Either (a) you will more than double your income, because you are attracting more readers and have twice as many products to sell to each one; or (b) your income per book will suffer because you are rushing yourself to meet an arbitrary production schedule, and not giving the ideas long enough to cook. Or some combination of the two effects. It depends entirely on you and your internal process.

Like most writers I know, I find that the process of coming up with good story ideas is not one that happens solely whilst one is applying the seat of the trousers to the seat of the chair. I can usually come up with enough stuff in twenty-four hours to keep me busy at the keyboard for four or five hours writing it down. I find that if I force myself to spend more hours at the keyboard, I often end up forcing out rubbish just to fill up the time.

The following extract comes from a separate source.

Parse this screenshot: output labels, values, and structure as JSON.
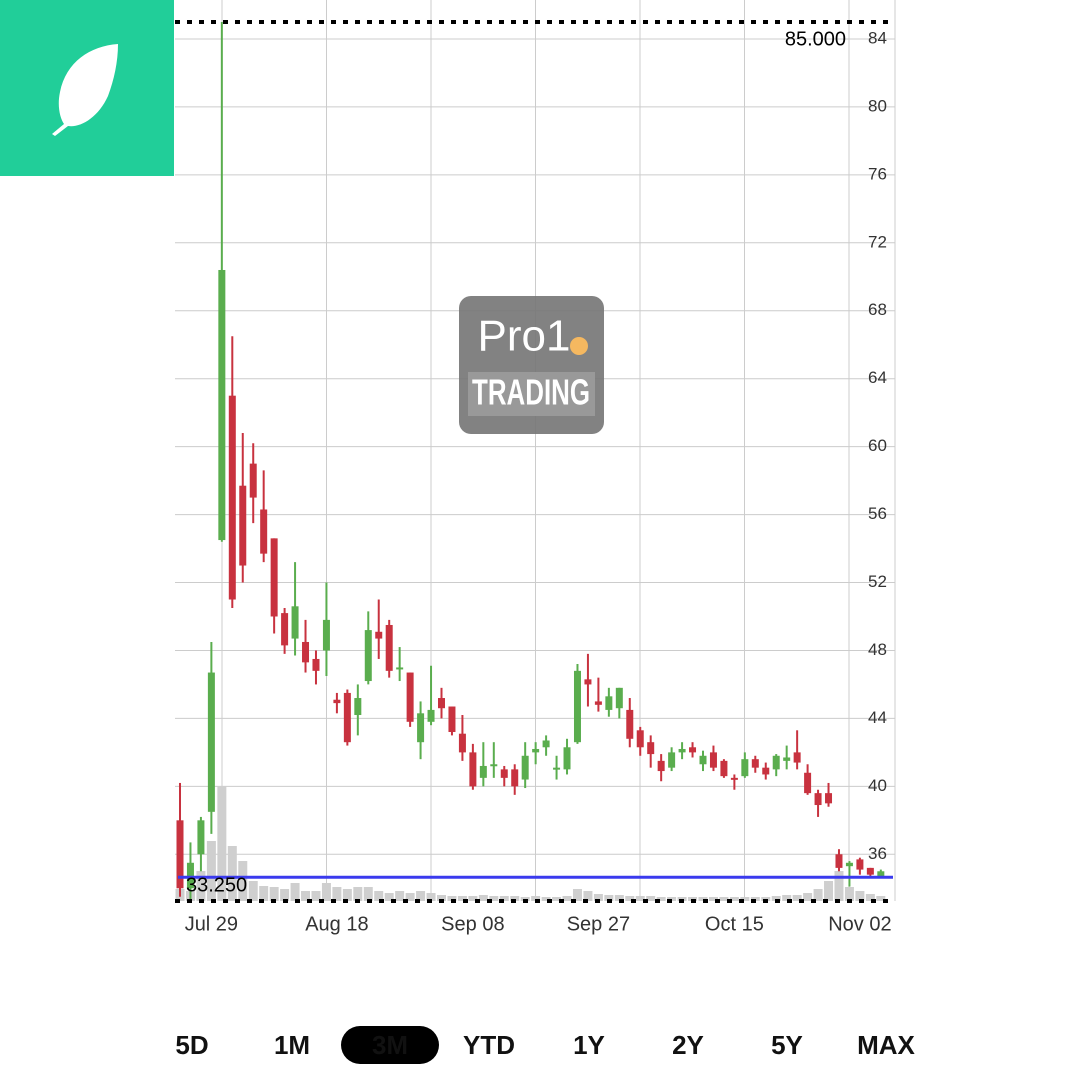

Of course everyone’s mileage differs; but that ought to be the real lesson – everyone’s mileage differs. There is nothing inherently wrong with having the fixings in your mind to make one decent book per month, or one per quarter, or one per year, or one per lifetime. (Very few of us can manage one per month. That much time at the keyboard leaves very little time for having enough of a life to feed a fluent stream of new ideas.) The only thing that is unequivocally wrong is trying to base your schedule on someone else’s idea of how much you should write.

If Patty Pretentious says you should write only one book every ten years and it will be a literary masterpiece, she’s almost certainly wrong. If Harry Hackworthy says you should crank out a book every two weeks, just as fast as your fingers can type the words, he is almost certainly wrong. If Sammy Statistics says you should write 1.21 books per year because that is the aurea mediocritas at which the average Great Writer writes the average Great Book, he is almost certainly wrong. Writers, especially great ones, cannot be aggregated in that way.

There’s a reason why Polonius did not say, ‘To the Huffington Post’s own self be true.’ Or even, ‘To thy critique group’s own self be true.’

12 years

It was only in January, 2013, that I set up a WordPress blog to replace the creaky old static Bondwine site; but a lot of the material here goes back into the mists of antiquity. Today, for instance, marks the 12th anniversary of the oldest essai on this site: ‘Sturgeon’s Law School, or, Why do people with good taste create bad art?’ Upon rereading it with a cold and fishy eye, all these aeons later, I find that it stands up tolerably well. If you haven’t given it a look before, you might do today.